1.1 DIREITO À CIDADE: UM DIREITO CIVIL E SOCIAL

E a cidade se apresenta centro das ambições Para mendigos ou ricos e outras armações Coletivos, automóveis, motos e metrôs Trabalhadores, patrões, policiais, camelôs A cidade não para, a cidade só cresce O de cima sobe e o de baixo desce A cidade não para, a cidade só cresce O de cima sobe e o de baixo desce (A cidade. Chico Science e a Nação Zumbi)

Henri Léfèbvre (2001) introduziu o conceito de “direito à cidade”, em seu livro de 1969, com este mesmo nome. Ele entendeu que a cidade é um produto histórico das relações dos seres humanos. Logo, se elas mudarem, a cidade também muda. Em sua obra, “O direito à cidade”, o autor faz uma recapitulação da história das cidades, desde as pólis gregas, passando pelas medievais, até chegar às atuais, apresentando principalmente a sua posicionalidade: localizado na Europa ao final da década de 1960.
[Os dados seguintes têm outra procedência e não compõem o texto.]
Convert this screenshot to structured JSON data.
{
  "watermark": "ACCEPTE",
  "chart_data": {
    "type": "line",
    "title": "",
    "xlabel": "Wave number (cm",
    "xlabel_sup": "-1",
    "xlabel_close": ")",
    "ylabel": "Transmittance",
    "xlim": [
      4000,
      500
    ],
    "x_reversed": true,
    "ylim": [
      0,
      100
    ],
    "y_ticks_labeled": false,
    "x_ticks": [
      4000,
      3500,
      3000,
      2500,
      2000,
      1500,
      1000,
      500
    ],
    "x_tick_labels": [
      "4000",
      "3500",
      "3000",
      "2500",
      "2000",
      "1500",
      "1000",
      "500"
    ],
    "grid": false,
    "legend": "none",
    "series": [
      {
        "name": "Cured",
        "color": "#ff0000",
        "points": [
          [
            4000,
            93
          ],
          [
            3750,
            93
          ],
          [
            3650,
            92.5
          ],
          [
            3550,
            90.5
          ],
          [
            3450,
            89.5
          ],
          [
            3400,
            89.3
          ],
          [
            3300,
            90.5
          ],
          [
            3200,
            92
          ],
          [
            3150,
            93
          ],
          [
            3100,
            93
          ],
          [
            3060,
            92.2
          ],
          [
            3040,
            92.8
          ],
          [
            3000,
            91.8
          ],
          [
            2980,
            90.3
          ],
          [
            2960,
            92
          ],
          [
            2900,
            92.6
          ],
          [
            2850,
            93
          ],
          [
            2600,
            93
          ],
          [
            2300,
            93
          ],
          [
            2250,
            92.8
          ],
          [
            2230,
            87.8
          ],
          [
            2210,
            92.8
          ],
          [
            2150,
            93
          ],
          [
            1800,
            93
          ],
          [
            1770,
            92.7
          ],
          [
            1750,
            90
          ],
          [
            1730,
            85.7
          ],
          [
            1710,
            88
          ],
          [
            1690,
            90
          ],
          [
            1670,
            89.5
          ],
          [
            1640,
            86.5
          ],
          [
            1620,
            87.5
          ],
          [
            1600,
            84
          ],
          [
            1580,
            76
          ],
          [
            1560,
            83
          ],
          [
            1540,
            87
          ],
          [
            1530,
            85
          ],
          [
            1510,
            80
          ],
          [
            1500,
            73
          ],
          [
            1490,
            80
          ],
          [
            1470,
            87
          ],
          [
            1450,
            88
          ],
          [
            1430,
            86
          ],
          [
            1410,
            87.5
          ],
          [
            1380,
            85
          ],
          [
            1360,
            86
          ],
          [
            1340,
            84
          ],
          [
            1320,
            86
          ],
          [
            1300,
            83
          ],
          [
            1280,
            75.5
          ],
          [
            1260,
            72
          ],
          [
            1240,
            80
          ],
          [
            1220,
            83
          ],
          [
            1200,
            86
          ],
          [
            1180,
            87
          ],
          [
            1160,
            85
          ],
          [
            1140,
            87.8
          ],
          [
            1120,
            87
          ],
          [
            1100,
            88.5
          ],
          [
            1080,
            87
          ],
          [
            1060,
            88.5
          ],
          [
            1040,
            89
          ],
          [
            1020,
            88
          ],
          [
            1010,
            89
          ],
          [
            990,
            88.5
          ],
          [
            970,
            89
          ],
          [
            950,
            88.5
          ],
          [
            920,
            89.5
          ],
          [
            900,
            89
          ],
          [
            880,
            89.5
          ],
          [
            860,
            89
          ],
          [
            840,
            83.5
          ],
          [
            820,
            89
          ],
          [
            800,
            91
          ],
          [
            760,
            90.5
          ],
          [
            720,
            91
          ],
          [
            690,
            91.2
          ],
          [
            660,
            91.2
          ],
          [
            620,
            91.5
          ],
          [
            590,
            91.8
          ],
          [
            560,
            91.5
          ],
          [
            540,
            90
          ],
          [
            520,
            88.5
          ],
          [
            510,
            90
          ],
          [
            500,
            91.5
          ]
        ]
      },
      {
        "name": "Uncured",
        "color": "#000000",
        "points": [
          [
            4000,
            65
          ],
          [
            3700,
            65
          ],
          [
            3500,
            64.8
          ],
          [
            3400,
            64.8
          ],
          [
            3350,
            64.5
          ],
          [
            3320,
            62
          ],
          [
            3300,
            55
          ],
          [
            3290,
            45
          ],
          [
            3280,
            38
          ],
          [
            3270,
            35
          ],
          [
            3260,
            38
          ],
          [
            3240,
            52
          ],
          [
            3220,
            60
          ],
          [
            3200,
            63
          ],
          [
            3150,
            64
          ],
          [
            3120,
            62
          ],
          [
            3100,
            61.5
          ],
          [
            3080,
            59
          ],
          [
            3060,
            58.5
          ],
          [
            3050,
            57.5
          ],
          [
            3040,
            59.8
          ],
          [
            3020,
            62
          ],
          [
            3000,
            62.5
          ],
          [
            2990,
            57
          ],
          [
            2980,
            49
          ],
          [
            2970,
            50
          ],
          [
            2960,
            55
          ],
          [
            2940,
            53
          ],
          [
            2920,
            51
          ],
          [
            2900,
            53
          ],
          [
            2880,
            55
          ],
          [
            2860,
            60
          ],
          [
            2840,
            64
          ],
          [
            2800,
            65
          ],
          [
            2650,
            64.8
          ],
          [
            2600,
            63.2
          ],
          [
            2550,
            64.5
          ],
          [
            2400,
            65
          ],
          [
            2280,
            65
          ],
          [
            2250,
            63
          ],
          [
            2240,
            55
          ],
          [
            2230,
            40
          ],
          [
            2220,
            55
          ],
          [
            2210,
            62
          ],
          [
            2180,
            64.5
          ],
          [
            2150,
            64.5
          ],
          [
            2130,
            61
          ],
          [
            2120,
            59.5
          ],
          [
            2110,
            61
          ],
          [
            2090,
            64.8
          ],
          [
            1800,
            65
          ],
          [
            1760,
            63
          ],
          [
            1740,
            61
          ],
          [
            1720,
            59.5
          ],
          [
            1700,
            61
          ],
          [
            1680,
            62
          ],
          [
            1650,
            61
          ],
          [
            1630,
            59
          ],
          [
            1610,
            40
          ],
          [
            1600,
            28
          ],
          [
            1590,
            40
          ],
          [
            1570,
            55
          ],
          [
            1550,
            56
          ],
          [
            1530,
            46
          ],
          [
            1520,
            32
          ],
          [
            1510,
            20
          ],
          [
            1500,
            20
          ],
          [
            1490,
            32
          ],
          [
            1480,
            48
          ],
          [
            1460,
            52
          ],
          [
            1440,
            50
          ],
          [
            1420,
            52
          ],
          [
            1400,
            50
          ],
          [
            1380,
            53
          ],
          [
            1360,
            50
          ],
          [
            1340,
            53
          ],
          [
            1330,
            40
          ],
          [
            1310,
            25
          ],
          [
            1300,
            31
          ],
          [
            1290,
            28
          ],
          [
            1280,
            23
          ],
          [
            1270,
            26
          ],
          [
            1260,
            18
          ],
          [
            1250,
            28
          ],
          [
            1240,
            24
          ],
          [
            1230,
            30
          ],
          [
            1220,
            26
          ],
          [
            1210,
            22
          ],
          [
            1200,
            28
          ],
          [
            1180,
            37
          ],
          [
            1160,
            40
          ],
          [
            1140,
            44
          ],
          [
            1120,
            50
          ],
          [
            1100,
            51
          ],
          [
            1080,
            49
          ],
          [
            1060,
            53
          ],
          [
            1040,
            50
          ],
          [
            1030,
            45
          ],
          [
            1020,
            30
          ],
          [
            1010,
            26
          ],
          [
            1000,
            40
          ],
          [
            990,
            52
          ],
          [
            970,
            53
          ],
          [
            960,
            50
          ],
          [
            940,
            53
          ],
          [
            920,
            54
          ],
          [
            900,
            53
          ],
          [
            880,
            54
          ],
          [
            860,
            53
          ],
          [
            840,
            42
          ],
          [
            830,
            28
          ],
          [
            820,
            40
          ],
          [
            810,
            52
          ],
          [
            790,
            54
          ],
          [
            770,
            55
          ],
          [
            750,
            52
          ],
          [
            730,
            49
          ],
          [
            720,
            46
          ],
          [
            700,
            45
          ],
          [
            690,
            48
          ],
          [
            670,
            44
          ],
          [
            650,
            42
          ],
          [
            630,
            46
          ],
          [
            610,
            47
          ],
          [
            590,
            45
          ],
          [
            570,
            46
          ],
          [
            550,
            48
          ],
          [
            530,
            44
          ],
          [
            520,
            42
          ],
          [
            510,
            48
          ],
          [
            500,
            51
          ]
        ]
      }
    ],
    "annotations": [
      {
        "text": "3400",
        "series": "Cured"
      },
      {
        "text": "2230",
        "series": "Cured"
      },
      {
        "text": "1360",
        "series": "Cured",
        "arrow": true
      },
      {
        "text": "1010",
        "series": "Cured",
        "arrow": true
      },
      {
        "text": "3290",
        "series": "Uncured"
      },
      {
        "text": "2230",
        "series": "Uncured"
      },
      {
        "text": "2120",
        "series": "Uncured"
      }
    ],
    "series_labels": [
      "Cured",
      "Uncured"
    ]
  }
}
A cidade era o local de participação na vida social e comunitária. No entanto, com a consolidação da cultura do consumo e dos processos de industrialização advindos dela, permeada principalmente pela lógica capitalista, o espaço citadino mudou e passou a ser um local de consumo de bens e de lugares. Para ele, o direito à cidade inclui o direito à participação e à sua apropriação, aos “locais de encontros e de trocas, aos ritmos de vida e emprego do tempo que permitam o uso pleno e inteiros desses momentos e locais” (LÉFÈBVRE, 2001, p. 139). Trata-se de “direito à vida urbana transformada” (LÉFÈBVRE, 2001, p. 118), que só seria possível através de uma transformação da sociedade capitalista, ou seja, por meio de uma revolução do modo de produção, uma vez que esse modo leva à segregação social e de classe, que na visão desse autor destroem as cidades e ameaçam a vida urbana.

David Harvey, geógrafo britânico marxista, influenciado pelos estudos de Léfèbvre, tem discutido o direito à cidade em tempos mais recentes. Para ele, é “o direito de mudar a nós mesmos pela mudança da cidade” (HARVEY, 2012, p. 74). Assim como

Léfèbvre (2001), retoma o processo de urbanização como fundamental para a existência do capitalismo, sendo, portanto, a cidade transformada em uma mercadoria. Afirma que, contemporaneamente, com as políticas neoliberais, o direito à cidade está cada vez mais determinado através de interesses privados das elites dominantes:

O direito à cidade, como ele está constituído agora, está extremamente confinado, restrito na maioria dos casos a elite política e econômica, que está em posição de moldar as cidades cada vez mais ao seu gosto (HARVEY, 2012, p. 87)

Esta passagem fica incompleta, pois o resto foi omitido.